LA CEREMONIA DE
LA ENTREVISTA ENTRE REYES
a | No hay asunto tan vano que no merezca un sitio en esta rapsodia. Según nuestras reglas comunes sería una notable descortesía ante un igual, y más ante un grande, que no te encuentre en casa cuando te ha advertido que vendrá. La reina de Navarra Margarita añadía incluso que era descortés, en un gentilhombre, dejar la casa, como se hace casi siempre, para salir al encuentro de quien viene a visitarlo, por más grandeza que éste tenga; y que es más respetuoso y cortés aguardarlo para recibirlo, aunque sólo sea por miedo a errar el camino, y que basta con acompañarlo a su partida. b | En cuanto a mí, me olvido a menudo de una y otra de tales vanas obligaciones, porque en mí casa prescindo todo lo que puedo de la ceremonia.[1] Alguno se ofende; ¿qué le vamos a hacer? Vale más que le ofenda una vez a él que todos los días a mí mismo; esto sería una sujeción continua. ¿Para qué escapar de la esclavitud de las cortes si la arrastramos hasta nuestra guarida?
a | Es también regla común en todas las reuniones que corresponde a los inferiores llegar antes a una cita, pues hacerse esperar conviene más a los más ilustres. Sin embargo, en la entrevista que se organizó entre el papa Clemente y el rey Francisco en Marsella, el rey, tras disponer los preparativos necesarios, se alejó de la ciudad, y dio al Papa dos o tres días de tiempo para que entrara y se repusiera antes de acudir a su encuentro.[2] Y, asimismo, en la entrada del Papa, de nuevo, y del emperador en Bolonia, el emperador permitió al Papa ser el primero, y apareció después.[3] En las entrevistas entre tales príncipes es ceremonia habitual, según dicen, que el más grande llegue antes que los demás al lugar asignado, antes incluso que aquel en cuya casa se celebra la reunión; e interpretan que se hace así para que esta apariencia atestigüe que los inferiores van al encuentro del más grande y lo buscan, y no él a ellos.

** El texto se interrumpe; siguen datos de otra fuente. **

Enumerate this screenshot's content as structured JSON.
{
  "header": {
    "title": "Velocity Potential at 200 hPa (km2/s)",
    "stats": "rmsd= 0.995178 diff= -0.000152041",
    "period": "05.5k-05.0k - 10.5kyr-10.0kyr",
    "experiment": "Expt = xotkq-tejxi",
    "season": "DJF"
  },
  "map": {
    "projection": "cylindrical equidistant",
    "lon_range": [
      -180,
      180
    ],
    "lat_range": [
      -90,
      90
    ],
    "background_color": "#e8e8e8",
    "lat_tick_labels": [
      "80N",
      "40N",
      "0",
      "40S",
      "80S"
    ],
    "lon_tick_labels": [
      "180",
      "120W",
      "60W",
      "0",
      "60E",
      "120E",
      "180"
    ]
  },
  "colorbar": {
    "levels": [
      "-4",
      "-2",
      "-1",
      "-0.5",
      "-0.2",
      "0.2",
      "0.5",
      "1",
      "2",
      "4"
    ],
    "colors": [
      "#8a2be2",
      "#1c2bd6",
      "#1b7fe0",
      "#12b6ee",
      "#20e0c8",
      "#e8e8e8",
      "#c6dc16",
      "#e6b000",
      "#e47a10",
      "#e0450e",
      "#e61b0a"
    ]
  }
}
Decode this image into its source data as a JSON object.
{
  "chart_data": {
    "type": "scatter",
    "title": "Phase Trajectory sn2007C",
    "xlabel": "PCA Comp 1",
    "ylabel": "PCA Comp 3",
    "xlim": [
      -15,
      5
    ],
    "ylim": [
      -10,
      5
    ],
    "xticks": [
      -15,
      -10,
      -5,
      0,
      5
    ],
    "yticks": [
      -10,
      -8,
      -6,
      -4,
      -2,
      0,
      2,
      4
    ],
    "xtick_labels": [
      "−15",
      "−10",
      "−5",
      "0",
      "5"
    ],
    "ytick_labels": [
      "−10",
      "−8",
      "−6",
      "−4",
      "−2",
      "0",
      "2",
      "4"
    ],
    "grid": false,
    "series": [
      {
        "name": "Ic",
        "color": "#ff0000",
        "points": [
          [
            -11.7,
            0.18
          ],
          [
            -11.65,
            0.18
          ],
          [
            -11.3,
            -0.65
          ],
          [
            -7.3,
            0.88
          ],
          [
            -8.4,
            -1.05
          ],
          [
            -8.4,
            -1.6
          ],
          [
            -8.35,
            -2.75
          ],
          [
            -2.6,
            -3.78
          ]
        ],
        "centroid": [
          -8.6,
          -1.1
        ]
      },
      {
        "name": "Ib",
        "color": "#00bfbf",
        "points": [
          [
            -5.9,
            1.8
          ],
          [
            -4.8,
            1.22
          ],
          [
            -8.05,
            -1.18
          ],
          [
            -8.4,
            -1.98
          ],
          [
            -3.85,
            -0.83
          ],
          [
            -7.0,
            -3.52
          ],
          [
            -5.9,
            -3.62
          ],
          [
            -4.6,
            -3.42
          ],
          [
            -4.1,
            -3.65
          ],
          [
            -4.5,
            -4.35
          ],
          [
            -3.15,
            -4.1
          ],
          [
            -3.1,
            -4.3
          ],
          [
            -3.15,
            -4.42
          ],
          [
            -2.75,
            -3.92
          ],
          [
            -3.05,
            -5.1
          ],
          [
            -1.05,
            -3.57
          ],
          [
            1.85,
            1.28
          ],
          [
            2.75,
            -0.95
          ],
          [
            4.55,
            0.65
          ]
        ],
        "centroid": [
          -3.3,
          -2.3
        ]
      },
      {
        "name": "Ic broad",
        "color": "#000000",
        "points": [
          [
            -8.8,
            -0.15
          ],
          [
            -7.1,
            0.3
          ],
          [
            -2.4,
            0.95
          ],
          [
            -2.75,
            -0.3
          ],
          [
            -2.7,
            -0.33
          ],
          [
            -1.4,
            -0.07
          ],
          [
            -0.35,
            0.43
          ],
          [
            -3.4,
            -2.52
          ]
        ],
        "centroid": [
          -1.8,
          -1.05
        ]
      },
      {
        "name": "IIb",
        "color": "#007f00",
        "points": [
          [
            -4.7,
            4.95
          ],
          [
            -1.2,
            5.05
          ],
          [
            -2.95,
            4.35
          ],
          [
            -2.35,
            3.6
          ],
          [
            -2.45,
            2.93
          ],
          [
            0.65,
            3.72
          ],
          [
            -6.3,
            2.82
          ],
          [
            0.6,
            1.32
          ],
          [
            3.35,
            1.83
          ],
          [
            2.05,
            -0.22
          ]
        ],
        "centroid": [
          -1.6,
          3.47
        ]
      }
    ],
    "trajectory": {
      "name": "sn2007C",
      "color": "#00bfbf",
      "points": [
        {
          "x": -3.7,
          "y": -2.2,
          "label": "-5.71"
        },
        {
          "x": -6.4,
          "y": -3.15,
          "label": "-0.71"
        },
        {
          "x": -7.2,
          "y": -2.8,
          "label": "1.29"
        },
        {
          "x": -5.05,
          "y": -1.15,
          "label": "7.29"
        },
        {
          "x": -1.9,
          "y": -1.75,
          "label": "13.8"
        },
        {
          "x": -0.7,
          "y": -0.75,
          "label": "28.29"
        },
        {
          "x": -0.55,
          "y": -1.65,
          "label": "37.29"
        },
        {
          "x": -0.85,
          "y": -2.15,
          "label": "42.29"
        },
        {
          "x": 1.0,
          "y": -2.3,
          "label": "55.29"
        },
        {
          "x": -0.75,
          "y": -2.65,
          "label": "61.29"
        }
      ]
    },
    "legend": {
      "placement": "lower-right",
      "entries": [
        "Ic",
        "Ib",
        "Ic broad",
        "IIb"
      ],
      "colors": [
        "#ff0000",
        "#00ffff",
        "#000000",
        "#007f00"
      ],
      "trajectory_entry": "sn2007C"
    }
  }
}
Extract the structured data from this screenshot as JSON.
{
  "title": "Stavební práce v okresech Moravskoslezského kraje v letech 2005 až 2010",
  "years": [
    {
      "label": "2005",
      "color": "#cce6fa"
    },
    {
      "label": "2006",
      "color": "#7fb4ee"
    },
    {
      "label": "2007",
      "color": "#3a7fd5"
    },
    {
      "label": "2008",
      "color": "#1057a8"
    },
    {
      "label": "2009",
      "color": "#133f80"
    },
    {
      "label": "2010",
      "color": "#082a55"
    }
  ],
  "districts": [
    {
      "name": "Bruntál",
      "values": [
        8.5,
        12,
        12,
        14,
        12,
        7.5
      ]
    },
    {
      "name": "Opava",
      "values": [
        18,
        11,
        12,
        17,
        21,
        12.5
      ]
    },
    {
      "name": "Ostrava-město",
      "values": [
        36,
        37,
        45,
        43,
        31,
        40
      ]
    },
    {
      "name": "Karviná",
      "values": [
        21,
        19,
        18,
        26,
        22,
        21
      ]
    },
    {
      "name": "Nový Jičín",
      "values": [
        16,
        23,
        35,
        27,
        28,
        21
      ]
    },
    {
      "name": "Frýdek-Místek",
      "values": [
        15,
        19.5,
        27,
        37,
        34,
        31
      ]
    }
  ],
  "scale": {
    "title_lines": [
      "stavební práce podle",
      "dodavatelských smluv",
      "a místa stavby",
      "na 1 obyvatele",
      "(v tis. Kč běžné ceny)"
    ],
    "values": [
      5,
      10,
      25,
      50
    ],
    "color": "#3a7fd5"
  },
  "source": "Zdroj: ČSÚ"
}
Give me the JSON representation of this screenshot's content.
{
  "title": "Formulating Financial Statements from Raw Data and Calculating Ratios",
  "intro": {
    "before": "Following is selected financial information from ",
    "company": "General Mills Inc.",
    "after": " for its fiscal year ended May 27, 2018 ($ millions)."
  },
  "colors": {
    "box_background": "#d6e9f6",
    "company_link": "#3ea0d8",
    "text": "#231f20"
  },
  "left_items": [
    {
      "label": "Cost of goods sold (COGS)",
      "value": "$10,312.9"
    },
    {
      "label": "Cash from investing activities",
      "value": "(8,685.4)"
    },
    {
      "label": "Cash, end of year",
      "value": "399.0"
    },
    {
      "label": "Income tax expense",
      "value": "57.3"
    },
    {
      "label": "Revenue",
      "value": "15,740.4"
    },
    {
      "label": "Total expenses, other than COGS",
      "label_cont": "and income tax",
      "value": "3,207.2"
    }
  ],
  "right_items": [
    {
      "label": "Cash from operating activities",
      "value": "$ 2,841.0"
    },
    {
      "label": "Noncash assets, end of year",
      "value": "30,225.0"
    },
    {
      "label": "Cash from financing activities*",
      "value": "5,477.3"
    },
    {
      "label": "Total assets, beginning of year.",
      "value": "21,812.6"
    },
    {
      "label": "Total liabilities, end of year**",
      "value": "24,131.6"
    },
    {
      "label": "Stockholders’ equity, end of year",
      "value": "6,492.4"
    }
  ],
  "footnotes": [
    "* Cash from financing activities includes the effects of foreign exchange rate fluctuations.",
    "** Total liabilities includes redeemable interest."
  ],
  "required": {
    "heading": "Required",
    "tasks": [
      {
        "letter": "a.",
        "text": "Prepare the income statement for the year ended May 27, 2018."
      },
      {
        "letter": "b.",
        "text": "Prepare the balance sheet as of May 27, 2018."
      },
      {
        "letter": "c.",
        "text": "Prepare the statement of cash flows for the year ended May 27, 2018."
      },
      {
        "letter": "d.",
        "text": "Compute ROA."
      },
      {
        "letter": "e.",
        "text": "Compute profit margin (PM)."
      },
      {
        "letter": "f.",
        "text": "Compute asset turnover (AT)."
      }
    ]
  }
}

c | No sólo cada país sino cada ciudad y cada profesión tienen su cortesía particular. Me han instruido en ella con bastante esmero en mi infancia, y he vivido en compañía bastante buena para no ignorar las leyes de la francesa; y podría dar lecciones. Me gusta seguirlas, pero no con tanta meticulosidad que coarten mi vida. Tienen ciertas formas penosas que, con tal de que se olviden por discreción y no por error, no hay mengua de gracia. Con frecuencia he visto a hombres descorteses por exceso de cortesía, e importunos por civilidad. El arte de la sociabilidad es por lo demás muy útil Es, como la gracia y la belleza, un conciliador de los primeros accesos a la sociedad y a la familiaridad; y, por consiguiente, nos abre la puerta a instruirnos con los ejemplos ajenos, y a realzar y exhibir nuestro ejemplo, si es en alguna medida instructivo y digno de comunicación.